Setelah melakukan perjalanan selama setengah jam, Randy menepikan mobilnya. Lelaki itu mengajak Icha dan Aira keluar dari mobil.

"Mau apa ke sini, Ran?" tanya Icha ketika Randy menarik tangannya mendekati sebuah bangunan yang sedang direnovasi.

"Ini kafe yang lagi direnov. Menurutku sih lokasinya strategis. Deket sama kampus, dan beberapa kantor perusahaan. Menurutmu gimana?"

Icha mengernyitkan dahinya belum bisa memahami arah pembicaraan Randy. "Maksudnya gimana, sih?"

Akhirnya Randy menoleh hingga pandangan mata mereka bertemu. "Ini kafe punyamu. Aku gak tau apa yang harus aku kasih untuk masa depan Aira. Tapi mungkin dengan ini aku bisa lebih tenang melepaskan kalian berdua."

Tubuh Icha mendadak membeku ketika mendengar kata 'melepaskan kalian berdua'. Entah kenapa ada rasa sesak di dadanya seperti palu yang dihantam tepat mengenai jantungnya.

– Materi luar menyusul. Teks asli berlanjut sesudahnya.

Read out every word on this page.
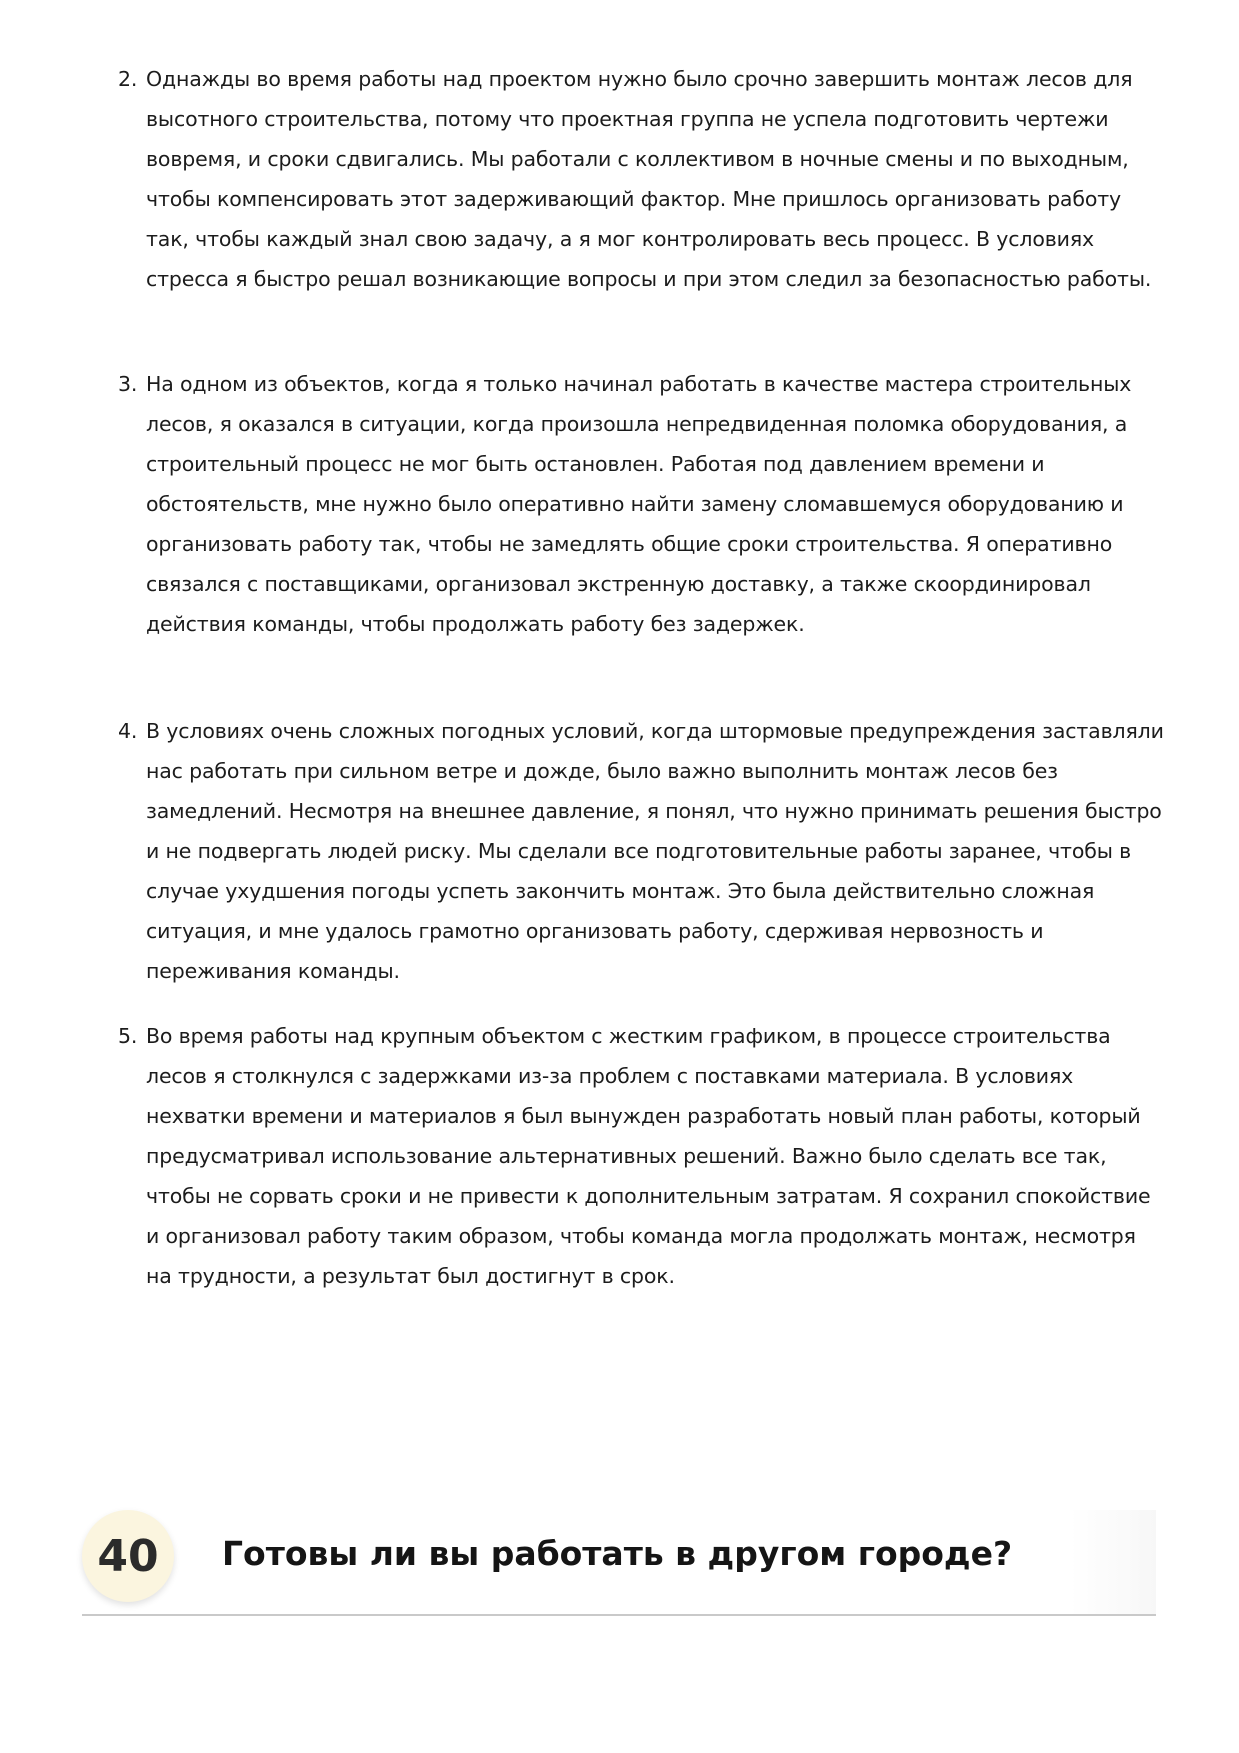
2. Однажды во время работы над проектом нужно было срочно завершить монтаж лесов для высотного строительства, потому что проектная группа не успела подготовить чертежи вовремя, и сроки сдвигались. Мы работали с коллективом в ночные смены и по выходным, чтобы компенсировать этот задерживающий фактор. Мне пришлось организовать работу так, чтобы каждый знал свою задачу, а я мог контролировать весь процесс. В условиях стресса я быстро решал возникающие вопросы и при этом следил за безопасностью работы.
3. На одном из объектов, когда я только начинал работать в качестве мастера строительных лесов, я оказался в ситуации, когда произошла непредвиденная поломка оборудования, а строительный процесс не мог быть остановлен. Работая под давлением времени и обстоятельств, мне нужно было оперативно найти замену сломавшемуся оборудованию и организовать работу так, чтобы не замедлять общие сроки строительства. Я оперативно связался с поставщиками, организовал экстренную доставку, а также скоординировал действия команды, чтобы продолжать работу без задержек.
4. В условиях очень сложных погодных условий, когда штормовые предупреждения заставляли нас работать при сильном ветре и дожде, было важно выполнить монтаж лесов без замедлений. Несмотря на внешнее давление, я понял, что нужно принимать решения быстро и не подвергать людей риску. Мы сделали все подготовительные работы заранее, чтобы в случае ухудшения погоды успеть закончить монтаж. Это была действительно сложная ситуация, и мне удалось грамотно организовать работу, сдерживая нервозность и переживания команды.
5. Во время работы над крупным объектом с жестким графиком, в процессе строительства лесов я столкнулся с задержками из-за проблем с поставками материала. В условиях нехватки времени и материалов я был вынужден разработать новый план работы, который предусматривал использование альтернативных решений. Важно было сделать все так, чтобы не сорвать сроки и не привести к дополнительным затратам. Я сохранил спокойствие и организовал работу таким образом, чтобы команда могла продолжать монтаж, несмотря на трудности, а результат был достигнут в срок.
40	Готовы ли вы работать в другом городе?
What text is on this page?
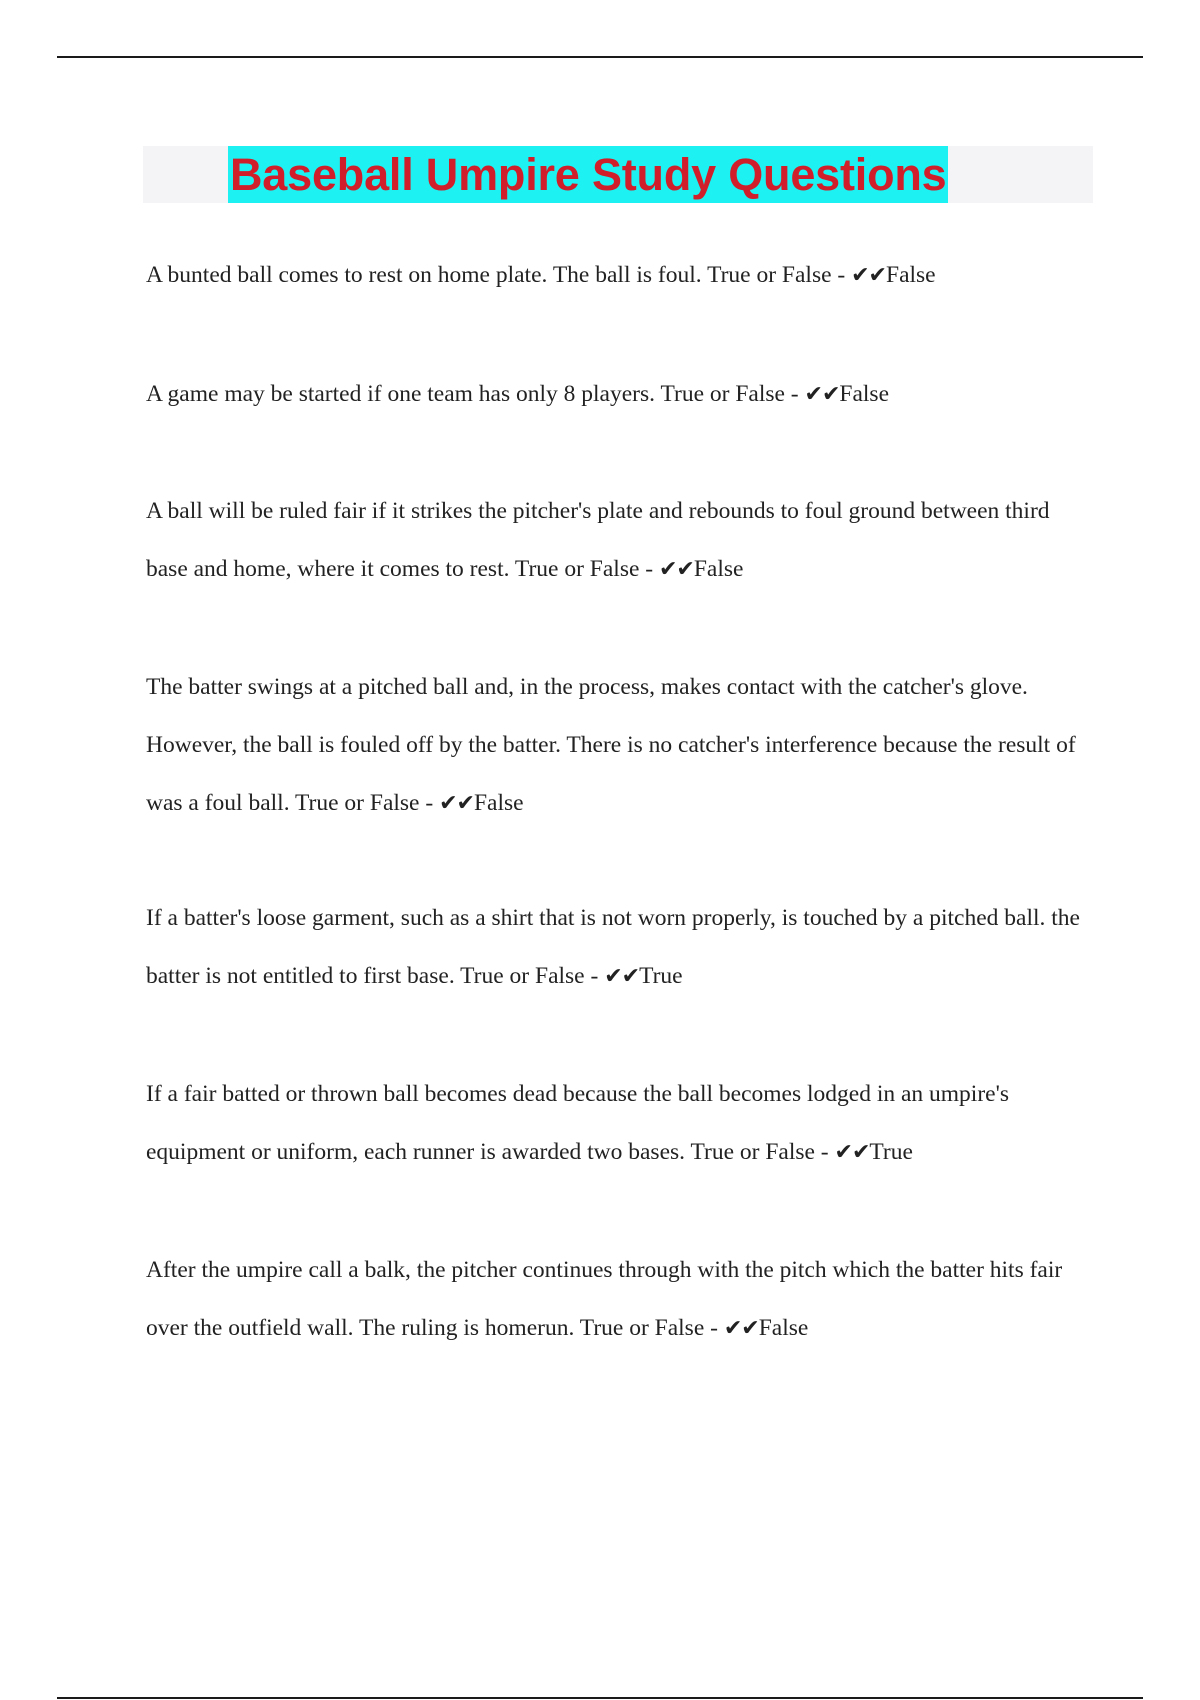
Baseball Umpire Study Questions

A bunted ball comes to rest on home plate. The ball is foul. True or False - ✔✔False

A game may be started if one team has only 8 players. True or False - ✔✔False

A ball will be ruled fair if it strikes the pitcher's plate and rebounds to foul ground between third base and home, where it comes to rest. True or False - ✔✔False

The batter swings at a pitched ball and, in the process, makes contact with the catcher's glove. However, the ball is fouled off by the batter. There is no catcher's interference because the result of was a foul ball. True or False - ✔✔False

If a batter's loose garment, such as a shirt that is not worn properly, is touched by a pitched ball. the batter is not entitled to first base. True or False - ✔✔True

If a fair batted or thrown ball becomes dead because the ball becomes lodged in an umpire's equipment or uniform, each runner is awarded two bases. True or False - ✔✔True

After the umpire call a balk, the pitcher continues through with the pitch which the batter hits fair over the outfield wall. The ruling is homerun. True or False - ✔✔False
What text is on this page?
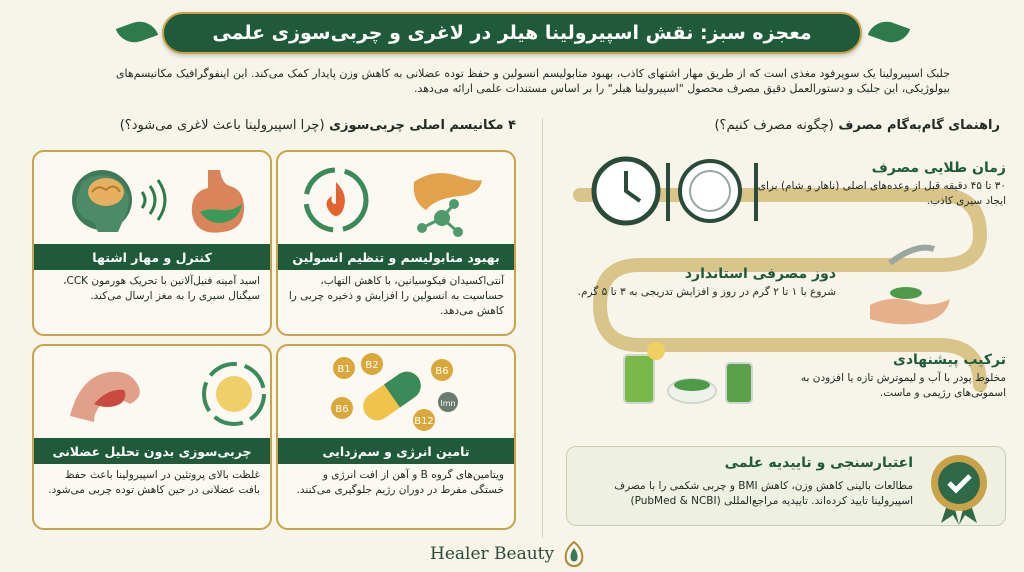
معجزه سبز: نقش اسپیرولینا هیلر در لاغری و چربی‌سوزی علمی

جلبک اسپیرولینا یک سوپرفود مغذی است که از طریق مهار اشتهای کاذب، بهبود متابولیسم انسولین و حفظ توده عضلانی به کاهش وزن پایدار کمک می‌کند. این اینفوگرافیک مکانیسم‌های بیولوژیکی، این جلبک و دستورالعمل دقیق مصرف محصول "اسپیرولینا هیلر" را بر اساس مستندات علمی ارائه می‌دهد.

۴ مکانیسم اصلی چربی‌سوزی (چرا اسپیرولینا باعث لاغری می‌شود؟)
کنترل و مهار اشتها

اسید آمینه فنیل‌آلانین با تحریک هورمون CCK، سیگنال سیری را به مغز ارسال می‌کند.

بهبود متابولیسم و تنظیم انسولین

آنتی‌اکسیدان فیکوسیانین، با کاهش التهاب، حساسیت به انسولین را افزایش و ذخیره چربی را کاهش می‌دهد.

چربی‌سوزی بدون تحلیل عضلانی

غلظت بالای پروتئین در اسپیرولینا باعث حفظ بافت عضلانی در حین کاهش توده چربی می‌شود.

B1 B2
B6
B12
Imn
B6
تامین انرژی و سم‌زدایی

ویتامین‌های گروه B و آهن از افت انرژی و خستگی مفرط در دوران رژیم جلوگیری می‌کنند.

راهنمای گام‌به‌گام مصرف (چگونه مصرف کنیم؟)
زمان طلایی مصرف
۳۰ تا ۴۵ دقیقه قبل از وعده‌های اصلی (ناهار و شام) برای ایجاد سیری کاذب.
دوز مصرفی استاندارد
شروع با ۱ تا ۲ گرم در روز و افزایش تدریجی به ۳ تا ۵ گرم.
ترکیب پیشنهادی
مخلوط پودر با آب و لیموترش تازه یا افزودن به اسموتی‌های رژیمی و ماست.
اعتبارسنجی و تاییدیه علمی
مطالعات بالینی کاهش وزن، کاهش BMI و چربی شکمی را با مصرف اسپیرولینا تایید کرده‌اند. تاییدیه مراجع‌المللی (PubMed & NCBI)
Healer Beauty
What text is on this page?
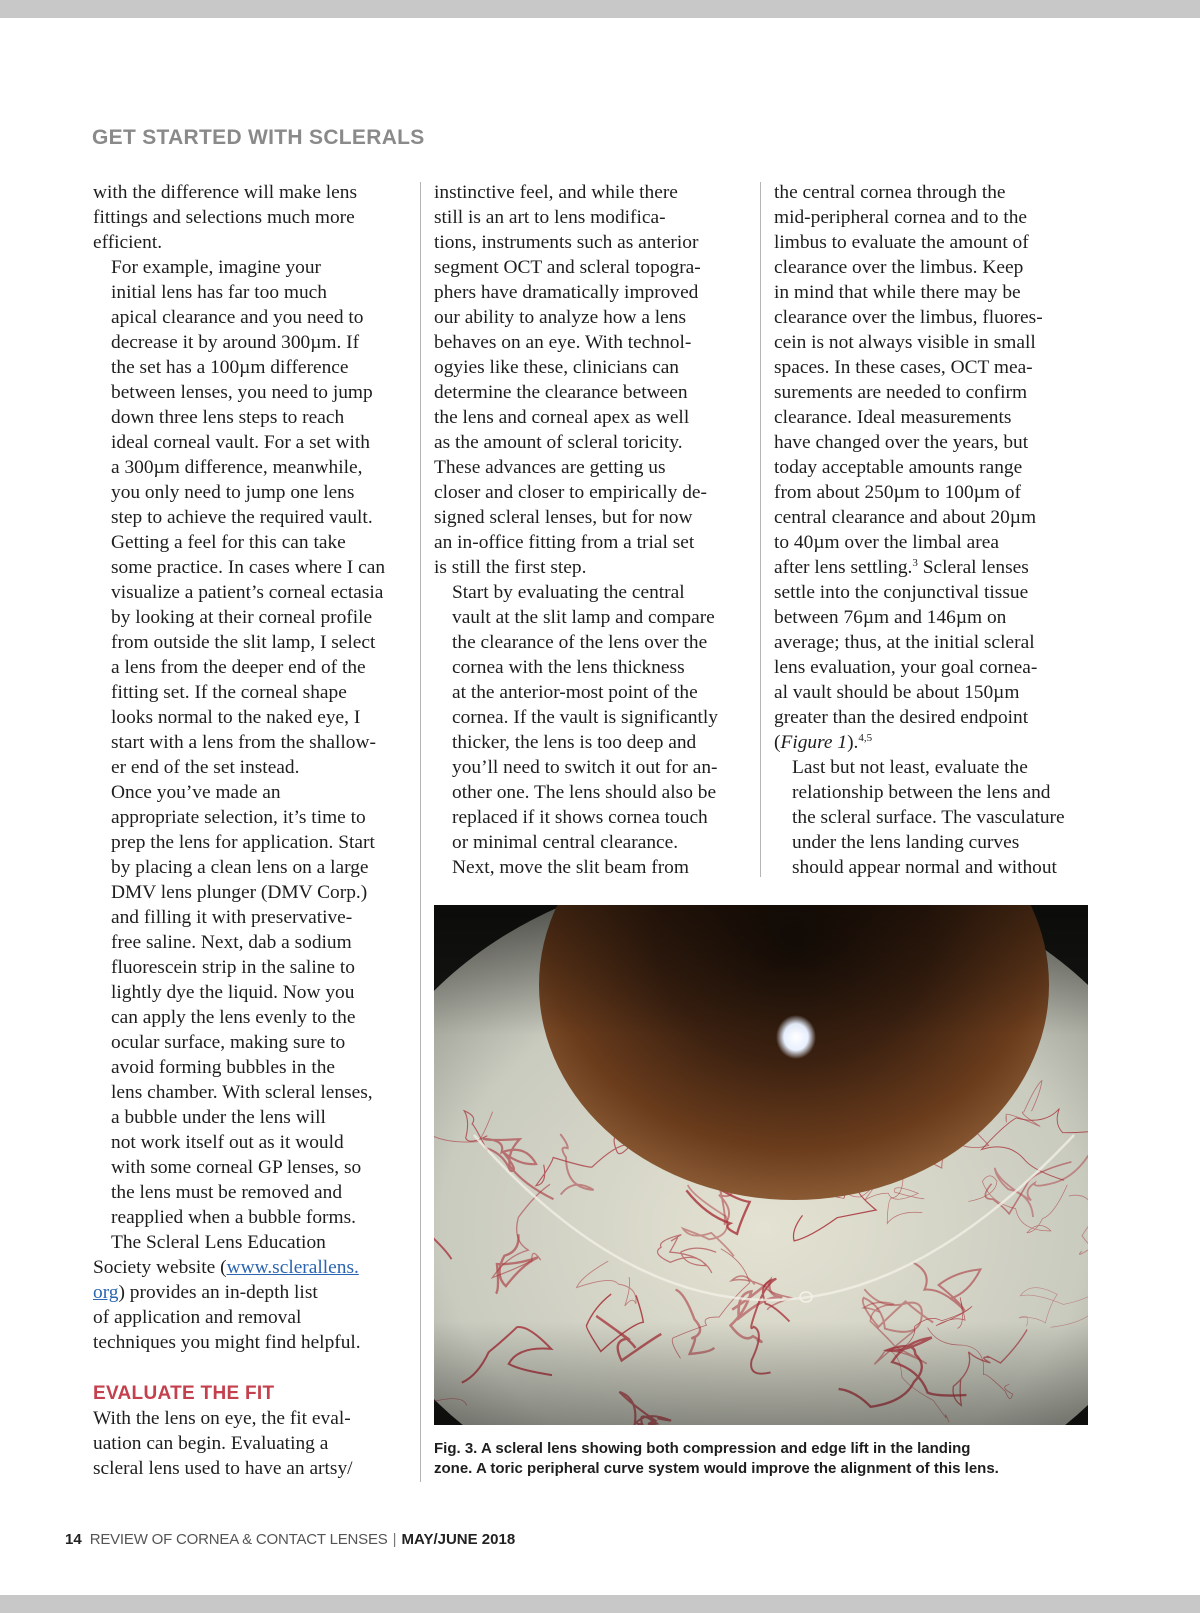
GET STARTED WITH SCLERALS

with the difference will make lens
fittings and selections much more
efficient.

For example, imagine your
initial lens has far too much
apical clearance and you need to
decrease it by around 300µm. If
the set has a 100µm difference
between lenses, you need to jump
down three lens steps to reach
ideal corneal vault. For a set with
a 300µm difference, meanwhile,
you only need to jump one lens
step to achieve the required vault.
Getting a feel for this can take
some practice. In cases where I can
visualize a patient’s corneal ectasia
by looking at their corneal profile
from outside the slit lamp, I select
a lens from the deeper end of the
fitting set. If the corneal shape
looks normal to the naked eye, I
start with a lens from the shallow-
er end of the set instead.

Once you’ve made an
appropriate selection, it’s time to
prep the lens for application. Start
by placing a clean lens on a large
DMV lens plunger (DMV Corp.)
and filling it with preservative-
free saline. Next, dab a sodium
fluorescein strip in the saline to
lightly dye the liquid. Now you
can apply the lens evenly to the
ocular surface, making sure to
avoid forming bubbles in the
lens chamber. With scleral lenses,
a bubble under the lens will
not work itself out as it would
with some corneal GP lenses, so
the lens must be removed and
reapplied when a bubble forms.
The Scleral Lens Education

Society website (www.sclerallens.
org) provides an in-depth list
of application and removal
techniques you might find helpful.

EVALUATE THE FIT

With the lens on eye, the fit eval-
uation can begin. Evaluating a
scleral lens used to have an artsy/

instinctive feel, and while there
still is an art to lens modifica-
tions, instruments such as anterior
segment OCT and scleral topogra-
phers have dramatically improved
our ability to analyze how a lens
behaves on an eye. With technol-
ogyies like these, clinicians can
determine the clearance between
the lens and corneal apex as well
as the amount of scleral toricity.
These advances are getting us
closer and closer to empirically de-
signed scleral lenses, but for now
an in-office fitting from a trial set
is still the first step.

Start by evaluating the central
vault at the slit lamp and compare
the clearance of the lens over the
cornea with the lens thickness
at the anterior-most point of the
cornea. If the vault is significantly
thicker, the lens is too deep and
you’ll need to switch it out for an-
other one. The lens should also be
replaced if it shows cornea touch
or minimal central clearance.

Next, move the slit beam from

the central cornea through the
mid-peripheral cornea and to the
limbus to evaluate the amount of
clearance over the limbus. Keep
in mind that while there may be
clearance over the limbus, fluores-
cein is not always visible in small
spaces. In these cases, OCT mea-
surements are needed to confirm
clearance. Ideal measurements
have changed over the years, but
today acceptable amounts range
from about 250µm to 100µm of
central clearance and about 20µm
to 40µm over the limbal area
after lens settling.$^3$ Scleral lenses
settle into the conjunctival tissue
between 76µm and 146µm on
average; thus, at the initial scleral
lens evaluation, your goal cornea-
al vault should be about 150µm
greater than the desired endpoint
(Figure 1).$^{4,5}$

Last but not least, evaluate the
relationship between the lens and
the scleral surface. The vasculature
under the lens landing curves
should appear normal and without

Fig. 3. A scleral lens showing both compression and edge lift in the landing
zone. A toric peripheral curve system would improve the alignment of this lens.
14 REVIEW OF CORNEA & CONTACT LENSES | MAY/JUNE 2018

Randy tersenyum melihat perubahan ekspresi Icha. "Kamu gak usah khawatir. Aku bukannya yang gak mau ketemu sama Aira kok. Aku cuma make sure semua akan baik-baik aja ketika aku gak ada."

"Randy, kamu ngomongnya kayak orang mau meninggal aja!" Icha mengatupkan bibirnya erat. Kesal dengan apa yang dikatakan oleh Randy.

"Ini satu-satunya yang bisa aku lakuin, Cha. Kita gak tau kan kedepannya bakalan kayak apa. Aku cuma berusaha jadi ayah yang baik."

"Kamu udah jadi ayah yang baik kok buat Aira." Pandangan Icha turun, kemudian menoleh menatap wajah Randy di sampingnya.

"Kamu uang darimana bisa dapet kafe sebesar ini?"

"Jual ginjal." Mata Icha sontak membulat sempurna. Randy malah terkikik geli.

"Gak, becanda, kok. Aku jual apartemen aku yang pernah kita tinggali sama-sama. Kamu inget, kan?"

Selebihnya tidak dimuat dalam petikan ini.